К двум часам они не успели. Они попали на площадь Маяковского, где находился журнал, в половине четвертого, и, так как захотели есть, зашли на улице Горького в простое заведение, называемое «Котлетная». Там было мокро, плавал кисловатый парок. Было не очень чисто, но и не грязно. Была очередь смирных и хмурых людей, но Смирнов заверил его, что очередь движется быстро, если же идти в ресторан, то скорее чем за два-три часа не пообедаешь. (Индиана и не думал идти в ресторан, у него уже был опыт.) Котлетная была самообслуживающаяся: они взяли подносы и стали водружать на них тарелки, двигаясь с народом. Индиана взял себе порцию сала, два крутых яйца, две котлеты, молоко и творожный пирог. Смирнов-то же самое. Они сели рядом с двумя монголами (монголы обсуждали сложные архитектурные проблемы на чистейшем русском языке) и проглотили еду. Котлеты мало чем отличались от хлеба, но сало, молоко и яйца вполне насытили Индиану. Стоило все это удовольствие мизерные два шестьдесят на двоих. «С голоду умереть в этой стране невозможно, — сказал Индиана, — однако верно и то, что еда грубая и тяжелая… В любом случае, «Бог напитал — никто не видал», как говорила моя бабушка».
«Я видал, — сказал Смирнов, — и монголы». Они оставили монголов решать архитектурные проблемы и удалились. Длинный Смирнов с сумкой и Индиана покороче.
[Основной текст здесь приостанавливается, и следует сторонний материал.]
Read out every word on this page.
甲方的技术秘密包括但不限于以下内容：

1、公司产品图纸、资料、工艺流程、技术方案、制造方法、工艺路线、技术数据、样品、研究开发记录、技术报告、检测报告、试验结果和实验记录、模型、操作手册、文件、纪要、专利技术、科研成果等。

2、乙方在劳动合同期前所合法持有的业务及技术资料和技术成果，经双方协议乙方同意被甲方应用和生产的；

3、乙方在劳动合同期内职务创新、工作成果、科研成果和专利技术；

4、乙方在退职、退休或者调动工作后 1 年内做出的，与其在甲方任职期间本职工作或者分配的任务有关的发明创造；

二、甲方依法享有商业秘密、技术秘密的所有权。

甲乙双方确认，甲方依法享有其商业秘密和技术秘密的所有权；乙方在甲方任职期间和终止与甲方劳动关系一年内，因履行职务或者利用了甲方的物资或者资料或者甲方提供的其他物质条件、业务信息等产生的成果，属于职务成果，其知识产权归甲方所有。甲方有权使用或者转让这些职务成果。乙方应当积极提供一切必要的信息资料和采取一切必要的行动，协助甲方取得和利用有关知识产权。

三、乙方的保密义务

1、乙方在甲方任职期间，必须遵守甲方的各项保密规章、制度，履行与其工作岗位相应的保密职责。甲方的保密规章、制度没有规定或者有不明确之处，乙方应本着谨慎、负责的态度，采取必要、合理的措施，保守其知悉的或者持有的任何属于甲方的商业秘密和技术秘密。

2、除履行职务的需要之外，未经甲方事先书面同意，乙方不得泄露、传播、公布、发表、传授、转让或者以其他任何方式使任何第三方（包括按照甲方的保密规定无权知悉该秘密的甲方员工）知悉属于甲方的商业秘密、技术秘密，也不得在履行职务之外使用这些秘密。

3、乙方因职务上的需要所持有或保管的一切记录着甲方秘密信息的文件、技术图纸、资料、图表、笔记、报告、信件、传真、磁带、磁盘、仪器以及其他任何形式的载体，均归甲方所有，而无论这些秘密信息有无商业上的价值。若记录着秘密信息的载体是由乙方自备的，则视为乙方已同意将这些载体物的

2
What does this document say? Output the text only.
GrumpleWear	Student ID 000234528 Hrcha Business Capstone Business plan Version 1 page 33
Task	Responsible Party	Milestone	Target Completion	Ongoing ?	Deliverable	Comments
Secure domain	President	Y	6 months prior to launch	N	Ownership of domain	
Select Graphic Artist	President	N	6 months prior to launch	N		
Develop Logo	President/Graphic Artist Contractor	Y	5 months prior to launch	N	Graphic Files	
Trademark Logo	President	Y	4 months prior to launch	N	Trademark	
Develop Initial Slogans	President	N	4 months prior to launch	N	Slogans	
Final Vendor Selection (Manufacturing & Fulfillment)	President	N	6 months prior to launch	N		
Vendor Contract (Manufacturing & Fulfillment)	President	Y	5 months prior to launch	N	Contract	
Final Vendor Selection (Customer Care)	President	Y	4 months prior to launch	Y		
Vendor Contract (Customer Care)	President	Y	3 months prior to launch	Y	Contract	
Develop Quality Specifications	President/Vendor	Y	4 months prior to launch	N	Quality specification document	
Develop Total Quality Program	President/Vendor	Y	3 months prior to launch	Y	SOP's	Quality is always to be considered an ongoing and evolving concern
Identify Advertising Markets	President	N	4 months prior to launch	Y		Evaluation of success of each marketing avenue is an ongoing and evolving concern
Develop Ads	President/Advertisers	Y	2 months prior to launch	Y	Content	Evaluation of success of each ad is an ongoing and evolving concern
В подъезде журнала было темно и воняло мочой. «Что, все советские журналы помещаются в домах, подъезды которых воняют мочой, Саша?» Смирнов сказал, что у него нет журнального опыта. У Индианы был уже небольшой. Старая лестница привела их на второй этаж. Рядом с дверью прославленного журнала с тиражом в четыре миллиона экземпляров, на обшарпанной стене, находилась потемневшая от времени эмблема журнала: лицо девушки с упавшей ей на лоб прядью волос. Эмблема была настолько старой, что невозможно было определить, из какого материала она сделана — из дерева или металла… Так как там не было звонка, а на стук никто не отозвался, они толкнули дверь и вошли. И оказались в просторном мокром подвале. То есть было ясно, что это второй этаж, а не подвал, но пахло плесенью, давно неремонтированные полы колыхались всеми половицами, как это бывает именно в подвалах, на которые хозяевам наплевать. Свет был неуместно голый, в центре — яркий, по углам — тусклый. В большой коридор выходило множество дверей и почти все они были распахнуты настежь. В камерах шевелились силуэты женщин. Наугад прильнув к первому попавшемуся проему, Индиана спросил толстую унылую блондинку в желтом платье и пуховом сером платке на плечах: «Я ищу заведующую отделом прозы?» «Дальше!» — равнодушно сказала блондинка и ткнула пальцем куда-то в стену. Индиана и Смирнов за ним устремились в это дальше и через несколько десятков шагов наткнулись на искомую ими даму. В следующую минуту, пока заведующая произносила «Добро пожаловать, в наш коллектив!» и присовокупляла его имя-отчество, мать Индианы успела прошептать ему на ухо: «Она двуличная лиса, сын… Двуличная женщина. И обманщица. Врунья». Две бледные девушки в углах отдела прозы (они вошли в широко открытую камеру отдела) улыбнулись Индиане тускло и невесело. То ли иностранный писатель Индиана вызывал в них невеселость, то ли за нее была ответственна эмоциональная температура в стране, так сказать, невеселость была групповой ментальностью Империи, а не просто выражением лиц этих двух девушек, Индиане узнать не удалось. Стесняющегося Смирнова усадили на стул против ближайшей бледной девушки, Индиана уселся на стул против заведующей. «Как я вам уже говорила, помнится, по телефону, наш главный редактор очень занят и не читал еще ваших рассказов…»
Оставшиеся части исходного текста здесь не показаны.